Circuit battery current Problem

[clope023]

Homework Statement

http://img87.imageshack.us/img87/6702/yffigure2534pk3.jpg

The circuit in the above figure contains two batterires, each with an emf and an internal resistance, and two resistors. Find a) the current in the circuit (magniturde and direction) b) the terminal voltage Vab of the 16V battery c) the potential difference Aac of paoint a with respect to point c

Homework Equations

I = V/R

V = \epsilon - Ir

Vac = Vab-Vbc

The Attempt at a Solution

I1 = V/R = 16V/1.6ohms = 10A (first battery)

I2 = V/R = 8V/1.4ohms = 5.7A (2nd battery)

Vbc = \epsilon - IR = (16+8V) - (10A + 5.7A)(9ohms) = -117.3V

Vab = \epsilon - IR = (16V) - (10A)(1.6ohms) = 0V

Vac = Vab-Vbc = 0 - (-117.3V) = 117.3V

I'm not quite sure if I did the problem correctly, if anyone could check my method I would greatly appreciate it.

 

[Mindscrape]

I don't know if I follow your method, but here's the method I would use:

Sum of voltages around the circuit loop is zero, as Kirchoff's Voltage Law dictates. So starting at node 'a'...

1.6I-16V+9V+...(you finish)=0

 

[clope023]

I don't know if I follow your method, but here's the method I would use:

Sum of voltages around the circuit loop is zero, as Kirchoff's Voltage Law dictates. So starting at node 'a'...

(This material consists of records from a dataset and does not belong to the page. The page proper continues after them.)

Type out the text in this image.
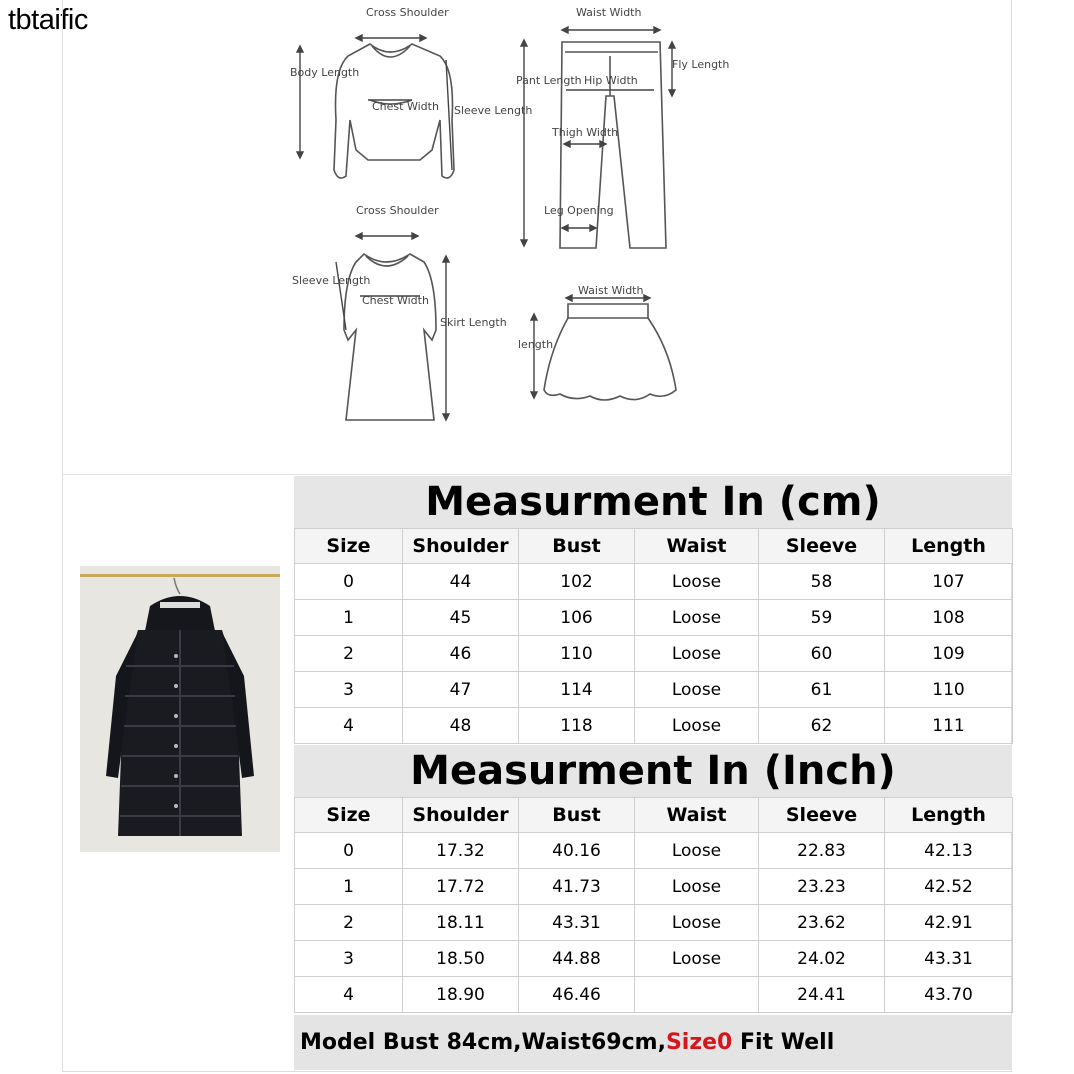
tbtaific	Cross Shoulder
Body Length
Chest Width Sleeve Length
Waist Width
Pant Length
Fly Length
Hip Width
Thigh Width
Leg Opening
Cross Shoulder
Sleeve Length
Chest Width
Skirt Length
Waist Width
length
Measurment In (cm)
Size	Shoulder	Bust	Waist	Sleeve	Length
0	44	102	Loose	58	107
1	45	106	Loose	59	108
2	46	110	Loose	60	109
3	47	114	Loose	61	110
4	48	118	Loose	62	111
Measurment In (Inch)
Size	Shoulder	Bust	Waist	Sleeve	Length
0	17.32	40.16	Loose	22.83	42.13
1	17.72	41.73	Loose	23.23	42.52
2	18.11	43.31	Loose	23.62	42.91
3	18.50	44.88	Loose	24.02	43.31
4	18.90	46.46		24.41	43.70
Model Bust 84cm,Waist69cm,Size0 Fit Well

1.6I-16V+9V+...(you finish)=0

um, I understance where you get the intitial resistance and voltage but where does 9V come into play?

would it be:

I(1.6ohms) + 16V - I(9ohms) - 8V - I(1.4ohms) + I(5ohms) = 0 and then I could solve for I?

 

[clope023]

using the setup I made using the Loop Rule I got I = 2A through the circuit, does this seem correct?

 

[clope023]

okay well using my attemtped model, I did the terminal voltage for the 16V battery

Vab = E - Ir = 16 - (2*1.6) = 12.8V

Vac was done taking what looked like the easier path first going through the 5ohm resistor and then through the 8V emf and the 1.4ohm resistor with the 2A current and did:

(-2A*5ohm) + 8V + (2A*1.4ohm) = Vac = .8V

anyone?

 

[Dick]

Why are you making some of the voltage drops across resistors positive and some negative? You should be assuming the current is flowing in the same direction through the whole circuit.

 

[clope023]

Why are you making some of the voltage drops across resistors positive and some negative? You should be assuming the current is flowing in the same direction through the whole circuit.

I assumed I could pick direction and going below the a node I would be going in the negative direction going through the 5ohm resistor.

 

[Dick]

Here's what I would do. And I'm not very good at this because I confuse plus and minus a lot but let's assume current is flowing counterclockwise and put a voltage drop across each resistor. Start at a. -5*I-1.4*I-8-9*I+16-1.6*I=0. Am I doing ok, or did I get a sign wrong?

 

[Mindscrape]

Ah, yes, I meant to say 9I. So going from point 'a' all the way around the loop, and assuming a clockwise current, gives.

1.6I-16V+9I+8V+1.4I+5I=0 (the same as Dick's if you multiply by through by -1)
18I=8
I=4/9 and clockwise

Does it make sense to you?